Gli stabilizzatori dell’umore sono psicofarmaci che vengono somministrati in quanto ritenuti in
grado di controllare determinate condizioni mentali patologiche che sono caratterizzate da notevoli
oscillazioni dell’umore (disturbo affettivo bipolare, disturbo dell’umore bipolare, disturbo maniaco-
depressivo ecc.). I principi attivi di questa categoria che vengono utilizzati maggiormente sono i sali
di litio, la carbamazepina e il valproato di sodio. Molti di questi farmaci appartengono alla categoria
dei farmaci antiepilettici. Anche gli stabilizzatori dell’umore, come del resto tutti gli altri
psicofarmaci, possono essere causa di importanti effetti collaterali.
Purtroppo, negli Stati Uniti, una statistica ha dimostrato che il 50% delle persone trattate con
psicofarmaci non ha alcun disturbo mentale. La prescrizione di psicofarmaci in soggetti “sani”
viene definita anche uso estetico del farmaco e denota una necessità della società moderna di voler a
tutti i costi “stare meglio” senza affrontare eventuali problemi, ma assopendoli.

Statine
Negli ultimi decenni per il rischio cardiovascolare si è decisamente sopravvalutato il ruolo del
colesterolo (il fumo, l’ipertensione e l’obesità sono fattori di rischio decisamente più gravi); ciò ha
portato alla ribalta farmaci per il controllo del colesterolo (che andrebbe controllato innanzitutto con
un buon stile di vita che coniuga una sana alimentazione all’attività fisica).
Attualmente le statine (naturali o sintetiche) sono considerate come i farmaci più efficaci nella
riduzione dei livelli di colesterolo LDL (il cosiddetto colesterolo cattivo, in contrapposizione a
quello buono, il colesterolo HDL). Le statine sono farmaci che agiscono inibendo la sintesi del
colesterolo endogeno. Diversamente dai comuni integratori che vengono usati per la riduzione dei
livelli di colesterolemia, che basano la loro azione sulla riduzione del suo assorbimento, le statine
agiscono alla base del problema (vale la pena ricordare che i livelli di colesterolemia sono dovuti
soprattutto alla sua sintesi endogena, pari all’80% circa, e in misura molto più modesta, 20% circa,
al contributo del regime alimentare).
Uno dei vantaggi delle statine è quello della loro selettività nei confronti del colesterolo LDL;
questi farmaci, infatti, riducono soprattutto i livelli del colesterolo cattivo senza intaccare quelli del
colesterolo HDL.
Alle statine, inoltre, sono riconosciute proprietà antinfiammatorie; svolgono un’attività protettiva
nei confronti delle pareti dei vasi stabilizzando le placche ateromatose e diminuendo il rischio di
eventi morbosi quali angina pectoris, rottura di aneurisma e infarto del miocardio.

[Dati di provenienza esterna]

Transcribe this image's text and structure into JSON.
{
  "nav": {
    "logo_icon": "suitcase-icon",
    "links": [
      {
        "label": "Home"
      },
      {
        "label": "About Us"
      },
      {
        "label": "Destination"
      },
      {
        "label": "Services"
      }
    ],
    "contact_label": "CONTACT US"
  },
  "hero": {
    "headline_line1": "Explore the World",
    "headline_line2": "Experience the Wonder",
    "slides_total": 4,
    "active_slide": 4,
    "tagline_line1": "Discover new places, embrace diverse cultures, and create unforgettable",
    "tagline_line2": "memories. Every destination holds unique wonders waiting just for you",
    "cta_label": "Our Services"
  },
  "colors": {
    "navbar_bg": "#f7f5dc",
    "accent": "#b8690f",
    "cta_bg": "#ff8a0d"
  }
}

Purtroppo, molti sono gli effetti collaterali: epatotossicità, miopatia, rabdomiolisi, dispepsia, nausea,
stipsi, cefalea e aumento del rischio di insorgenza di diabete mellito nelle donne che si trovano in
menopausa. Alcuni degli affetti avversi, in particolare quelli di tipo gastrointestinale, hanno la
tendenza a regredire spontaneamente dopo un certo periodo di tempo.
Per quanto concerne le interazioni, la più importante è probabilmente quella con i fibrati (è
abbastanza frequente che i soggetti affetti da ipercolesterolemia vengano trattati con associazioni di
farmaci ad azione ipolipemizzante, cioè di riduzione dei trigliceridi), anche se si segnalano
interazioni con farmaci ad azione antibiotica, ad azione anticoagulante e ad azione antidepressiva
nonché antifungini, calcioantagonisti, immunosoppressori, miorilassanti ecc.